At Southern California Medical Center (SCMC), a Federally Qualified Health Center (FQHC) serving over 150,000 patient visits annually across eight clinics, we are on the front lines of the Medicaid transformation. The federal budget reconciliation bill moving through Congress, paired with California's preliminary budget, threatens to pull the rug out from under millions of patients and the providers who care for them.
The proposed federal legislation includes sweeping changes: new work requirements for Medicaid eligibility, cuts to provider payments and reductions in federal match rates. In California, the preliminary budget takes it a step further by eliminating Prop 56 supplemental payments, capping overtime and travel hours for in-home supportive services (IHSS) and freezing enrollment for undocumented adults.
These aren't abstract policy shifts. They are real, dangerous changes that would limit access to care for countless individuals who rely on community-based health centers for everything from prenatal care to chronic disease management. They would eliminate our reimbursement for serving undocumented patients. They would force us to make impossible decisions about staffing, services and scope. And the ripple effects would be devastating—not just for our clinics, but for our state's economy, schools and hospitals.
Getting Ahead Of It
We are proactively taking steps now in anticipation of these proposals potentially becoming law. Fellow healthcare leaders looking for ideas on how to prepare can consider the following actions:
1. Educate patients. We've launched targeted outreach to help patients understand how these policy changes could affect their coverage and what steps they can take to stay enrolled. This is about preserving trust in a time of fear and uncertainty.
2. Conduct financial modeling. We're analyzing how reduced PPS reimbursements, cost-sharing shifts and premium impositions might impact our budget and service lines.

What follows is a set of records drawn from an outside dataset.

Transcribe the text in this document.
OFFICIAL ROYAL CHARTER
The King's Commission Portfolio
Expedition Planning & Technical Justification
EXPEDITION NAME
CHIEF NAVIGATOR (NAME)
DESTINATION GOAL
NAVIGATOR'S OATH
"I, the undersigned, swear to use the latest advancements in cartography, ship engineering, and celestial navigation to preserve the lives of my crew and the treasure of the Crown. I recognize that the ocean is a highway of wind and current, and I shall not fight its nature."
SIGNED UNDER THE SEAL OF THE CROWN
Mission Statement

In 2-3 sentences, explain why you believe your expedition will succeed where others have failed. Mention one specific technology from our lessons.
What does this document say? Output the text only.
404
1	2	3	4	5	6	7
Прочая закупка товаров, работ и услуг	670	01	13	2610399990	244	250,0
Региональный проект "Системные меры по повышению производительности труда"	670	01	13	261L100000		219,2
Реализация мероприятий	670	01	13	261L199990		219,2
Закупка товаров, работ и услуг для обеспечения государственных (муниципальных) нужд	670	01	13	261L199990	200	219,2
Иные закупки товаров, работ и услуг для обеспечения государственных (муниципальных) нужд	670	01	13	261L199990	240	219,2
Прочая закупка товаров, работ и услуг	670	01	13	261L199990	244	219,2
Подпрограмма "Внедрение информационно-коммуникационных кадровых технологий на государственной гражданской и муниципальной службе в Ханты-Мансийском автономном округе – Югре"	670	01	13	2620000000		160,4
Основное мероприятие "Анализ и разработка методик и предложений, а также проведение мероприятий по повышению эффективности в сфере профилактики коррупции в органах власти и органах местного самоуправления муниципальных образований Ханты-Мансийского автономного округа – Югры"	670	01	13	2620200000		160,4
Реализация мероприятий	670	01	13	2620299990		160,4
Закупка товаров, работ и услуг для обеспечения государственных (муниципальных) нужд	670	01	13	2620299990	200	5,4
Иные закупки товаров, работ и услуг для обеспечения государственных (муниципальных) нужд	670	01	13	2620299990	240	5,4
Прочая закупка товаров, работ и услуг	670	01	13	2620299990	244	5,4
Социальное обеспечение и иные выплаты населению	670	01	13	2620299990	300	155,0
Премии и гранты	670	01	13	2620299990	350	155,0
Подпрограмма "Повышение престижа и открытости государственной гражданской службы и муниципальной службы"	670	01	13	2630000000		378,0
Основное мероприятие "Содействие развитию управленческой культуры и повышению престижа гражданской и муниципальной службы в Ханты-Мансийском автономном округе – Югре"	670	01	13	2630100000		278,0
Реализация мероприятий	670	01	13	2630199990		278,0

Every dollar lost in reimbursement is a service denied to someone who needs it most.
3. Adjust operations. We're revisiting workflows and provider capacity models to stay nimble if demand increases from displaced patients elsewhere.

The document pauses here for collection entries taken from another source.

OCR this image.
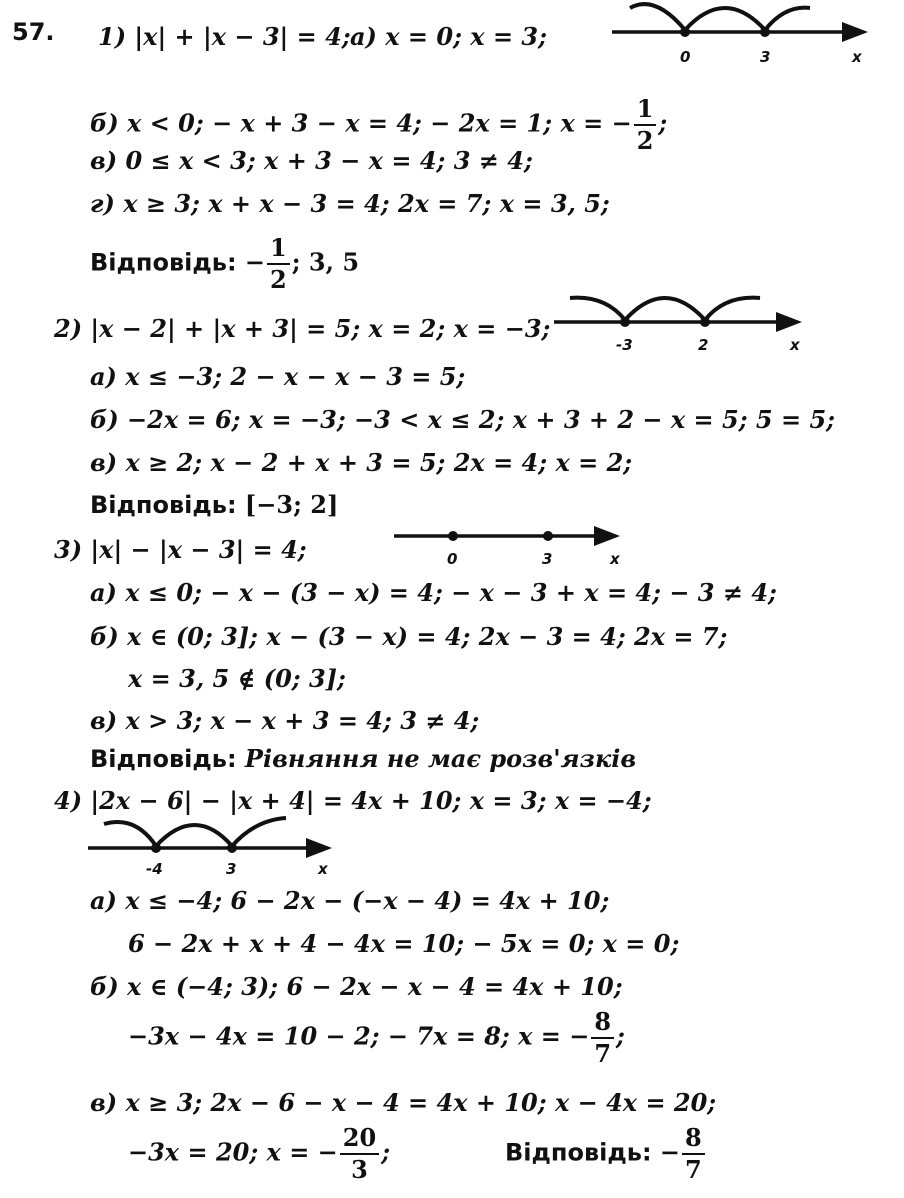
57. 1) |x| + |x − 3| = 4; а) x = 0; x = 3;
0	3	x
б) x < 0; − x + 3 − x = 4; − 2x = 1; x = − $\frac{1}{2}$ ;
в) 0 ≤ x < 3; x + 3 − x = 4; 3 ≠ 4;
г) x ≥ 3; x + x − 3 = 4; 2x = 7; x = 3, 5;
Відповідь: − $\frac{1}{2}$ ; 3, 5
2) |x − 2| + |x + 3| = 5; x = 2; x = −3;
-3	2	x
а) x ≤ −3; 2 − x − x − 3 = 5;
б) −2x = 6; x = −3; −3 < x ≤ 2; x + 3 + 2 − x = 5; 5 = 5;
в) x ≥ 2; x − 2 + x + 3 = 5; 2x = 4; x = 2;
Відповідь: [−3; 2]
3) |x| − |x − 3| = 4;	0	3	x
а) x ≤ 0; − x − (3 − x) = 4; − x − 3 + x = 4; − 3 ≠ 4;
б) x ∈ (0; 3]; x − (3 − x) = 4; 2x − 3 = 4; 2x = 7;
x = 3, 5 ∉ (0; 3];
в) x > 3; x − x + 3 = 4; 3 ≠ 4;
Відповідь: Рівняння не має розв'язків
4) |2x − 6| − |x + 4| = 4x + 10; x = 3; x = −4;
-4	3	x
а) x ≤ −4; 6 − 2x − (−x − 4) = 4x + 10;
6 − 2x + x + 4 − 4x = 10; − 5x = 0; x = 0;
б) x ∈ (−4; 3); 6 − 2x − x − 4 = 4x + 10;
−3x − 4x = 10 − 2; − 7x = 8; x = − $\frac{8}{7}$ ;
в) x ≥ 3; 2x − 6 − x − 4 = 4x + 10; x − 4x = 20;
−3x = 20; x = − $\frac{20}{3}$ ;	Відповідь: − $\frac{8}{7}$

4. Address broader impact. In 2022, California was home to 1.8 million unauthorized immigrants. Many of these individuals rely on FQHCs like ours for essential preventive care. If these individuals lose access, the result will likely be a surge in ER visits for conditions that should have been treated earlier—and far more affordably—in a clinic setting. This is a looming education and economic disaster. The majority of children we serve attend inner-city public schools. If their parents lose access to care, it will compromise the health, attendance and stability of these students. That's a direct hit to educational outcomes and to the state's long-term financial stability.

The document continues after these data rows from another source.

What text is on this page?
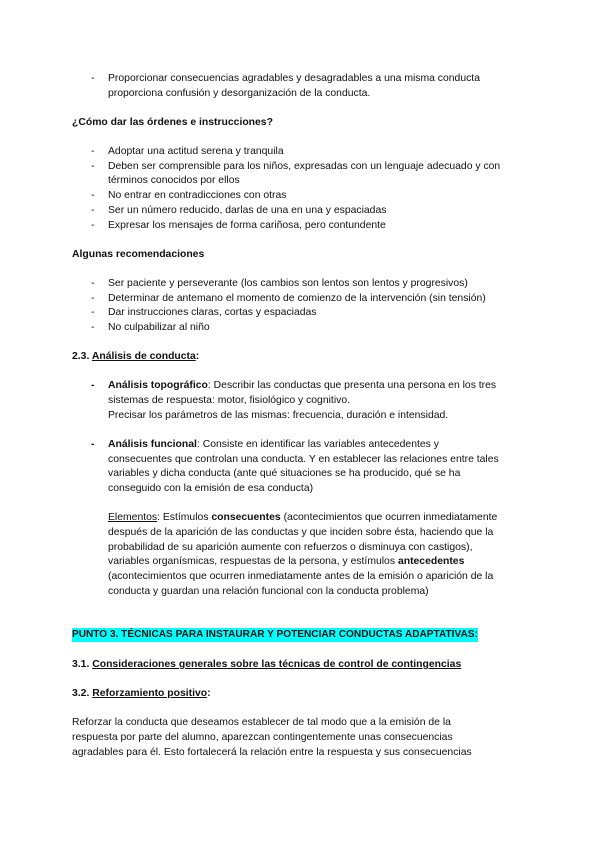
- Proporcionar consecuencias agradables y desagradables a una misma conducta
proporciona confusión y desorganización de la conducta.
¿Cómo dar las órdenes e instrucciones?
- Adoptar una actitud serena y tranquila
- Deben ser comprensible para los niños, expresadas con un lenguaje adecuado y con
términos conocidos por ellos
- No entrar en contradicciones con otras
- Ser un número reducido, darlas de una en una y espaciadas
- Expresar los mensajes de forma cariñosa, pero contundente
Algunas recomendaciones
- Ser paciente y perseverante (los cambios son lentos son lentos y progresivos)
- Determinar de antemano el momento de comienzo de la intervención (sin tensión)
- Dar instrucciones claras, cortas y espaciadas
- No culpabilizar al niño
2.3. Análisis de conducta:
- Análisis topográfico: Describir las conductas que presenta una persona en los tres
sistemas de respuesta: motor, fisiológico y cognitivo.
Precisar los parámetros de las mismas: frecuencia, duración e intensidad.
- Análisis funcional: Consiste en identificar las variables antecedentes y
consecuentes que controlan una conducta. Y en establecer las relaciones entre tales
variables y dicha conducta (ante qué situaciones se ha producido, qué se ha
conseguido con la emisión de esa conducta)
Elementos: Estímulos consecuentes (acontecimientos que ocurren inmediatamente
después de la aparición de las conductas y que inciden sobre ésta, haciendo que la
probabilidad de su aparición aumente con refuerzos o disminuya con castigos),
variables organísmicas, respuestas de la persona, y estímulos antecedentes
(acontecimientos que ocurren inmediatamente antes de la emisión o aparición de la
conducta y guardan una relación funcional con la conducta problema)
PUNTO 3. TÉCNICAS PARA INSTAURAR Y POTENCIAR CONDUCTAS ADAPTATIVAS:
3.1. Consideraciones generales sobre las técnicas de control de contingencias
3.2. Reforzamiento positivo:
Reforzar la conducta que deseamos establecer de tal modo que a la emisión de la
respuesta por parte del alumno, aparezcan contingentemente unas consecuencias
agradables para él. Esto fortalecerá la relación entre la respuesta y sus consecuencias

5. Advocate. We're actively working with Community Clinic Association of Los Angeles County (CCALAC) and the California Primary Care Association (CPCA) while also meeting regularly with local, state and federal government officials. The message is clear: Politics have no place in deciding who deserves healthcare. Healthcare leaders cannot stand by while harmful provisions dismantle the safety net our communities rely on.
6. Promote internal resilience. We're prioritizing staff training and mental health supports to prepare our team for the emotional toll of doing more with less. Burnout is a real threat to continuity of care, and healthcare leaders must guard against it.
Prepare Now—And Make Your Voice Heard
The reality is: Healthcare cannot become a casualty of political theater. Denying care to low-income families and undocumented residents is not a solution—it's a setup for systemic collapse. Emergency rooms will be inundated. Public schools will be strained. Communities will suffer.
As we face these potential changes, I urge fellow healthcare leaders to prepare now. Audit your patient base, run financial simulations, strengthen community partnerships and invest in advocacy infrastructure. Stay engaged, stay responsive and, most importantly, stay vocal.
At SCMC, our mission is rooted in equity. While these policies may reshape the healthcare landscape, they only deepen our resolve to adapt, advocate and act in the best interest of our patients and community. Whether it's at the statehouse, in budget meetings or in exam rooms, we will continue to fight for our patients.
Healthcare shouldn't be a political casualty. It should be a promise we keep—especially to those who need it most.